If you have multiple indices you need to specify which of these is the default. By specifying this, a call to the base /search endpoint, without specifying an index name, will use this index as the default. This should be specified even for single index definitions

indices: All indices definitions start after this declaration

active: [true or false] - designated if the index should be active (true) or inactive

public: [index name] - this will allow you to specify an index that contains data only viewable by non-authenticated users or usage for public facing endpoints

private: [index name] - this will allow you to specify an index that contains private data viewable only by a certain group, consortium or more specifically, authenticated users.

Note: the public and private indices should be the same index name if you only have a single index

document_source_endpoint: [url] (optional) - this will allow you to configure a document source (i.e., entities) which will be used by the indexer to populate your index from an alternate document store

elasticsearch: configurations specific to elasticsearch after this declaration

url: [url] - url to the server hosting Elasticsearch

mappings: [file] - used to specify a file which contains index settings or mappings (i.e., mapping.total_fields.limit: 5000) specific to Elasticsearch. see index settings. Also, the default settings are located in elasticsearch/search-default-config.yaml. This file is used during the index creation process before data is ingested by the indexer.

Docker build for local/DEV development

There are a few configurable environment variables to keep in mind:

  • COMMONS_BRANCH: build argument only to be used during image creation when we need to use a branch of commons from github rather than the published PyPI package. Default to master branch if not set or null.
  • HOST_UID: the user id on the host machine to be mapped to the container. Default to 1002 if not set or null.
  • HOST_GID: the user's group id on the host machine to be mapped to the container. Default to 1002 if not set or null.

We can set and verify the environment variable like below:

export COMMONS_BRANCH=main
echo $COMMONS_BRANCH

Note: Environment variables set like this are only stored temporally. When you exit the running instance of bash by exiting the terminal, they get discarded. So for rebuilding the docker image, we'll need to make sure to set the environment variables again if necessary.

cd docker
./docker-development.sh [check|config|build|start|stop|down]

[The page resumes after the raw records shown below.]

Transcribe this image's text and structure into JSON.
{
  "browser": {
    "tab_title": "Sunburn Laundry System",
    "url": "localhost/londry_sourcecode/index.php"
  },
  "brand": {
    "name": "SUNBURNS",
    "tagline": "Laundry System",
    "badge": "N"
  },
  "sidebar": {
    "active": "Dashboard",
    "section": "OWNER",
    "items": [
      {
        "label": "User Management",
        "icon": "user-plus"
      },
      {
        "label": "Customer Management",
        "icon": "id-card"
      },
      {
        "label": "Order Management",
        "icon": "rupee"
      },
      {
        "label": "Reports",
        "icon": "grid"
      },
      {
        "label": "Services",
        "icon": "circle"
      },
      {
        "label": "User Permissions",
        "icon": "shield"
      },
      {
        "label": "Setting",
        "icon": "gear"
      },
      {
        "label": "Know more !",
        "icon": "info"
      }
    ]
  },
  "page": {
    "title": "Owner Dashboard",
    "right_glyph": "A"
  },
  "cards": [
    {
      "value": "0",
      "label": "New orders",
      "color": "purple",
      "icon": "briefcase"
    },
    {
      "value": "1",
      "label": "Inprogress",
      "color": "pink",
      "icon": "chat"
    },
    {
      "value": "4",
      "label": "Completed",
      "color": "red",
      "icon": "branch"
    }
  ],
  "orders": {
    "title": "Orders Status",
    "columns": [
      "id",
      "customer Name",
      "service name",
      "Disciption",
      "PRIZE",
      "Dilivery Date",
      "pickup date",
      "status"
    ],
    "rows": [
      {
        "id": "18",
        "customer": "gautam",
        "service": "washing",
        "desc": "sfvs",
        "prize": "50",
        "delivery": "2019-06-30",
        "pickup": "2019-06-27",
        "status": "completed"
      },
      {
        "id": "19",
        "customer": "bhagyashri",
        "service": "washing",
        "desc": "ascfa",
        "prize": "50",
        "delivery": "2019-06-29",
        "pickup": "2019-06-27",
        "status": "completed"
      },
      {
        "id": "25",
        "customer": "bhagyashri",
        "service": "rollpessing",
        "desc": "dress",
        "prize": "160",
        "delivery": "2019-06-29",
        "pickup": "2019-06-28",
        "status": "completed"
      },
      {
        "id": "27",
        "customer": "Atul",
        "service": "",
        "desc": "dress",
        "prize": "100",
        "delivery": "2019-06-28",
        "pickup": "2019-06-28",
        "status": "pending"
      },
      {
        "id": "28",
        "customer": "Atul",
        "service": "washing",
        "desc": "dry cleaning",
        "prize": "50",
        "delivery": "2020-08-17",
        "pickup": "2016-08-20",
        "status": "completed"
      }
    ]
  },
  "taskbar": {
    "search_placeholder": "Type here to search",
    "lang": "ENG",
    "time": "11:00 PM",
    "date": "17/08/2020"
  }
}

Docker build for deployment on PROD

cd docker
./docker-deployment.sh [start|stop|down]

Updating API Documentation

The documentation for the API calls is hosted on SmartAPI. Modifying the search-api-spec.yaml file and commititng the changes to github should update the API shown on SmartAPI. SmartAPI allows users to register API documents. The documentation is associated with this github account: [email protected].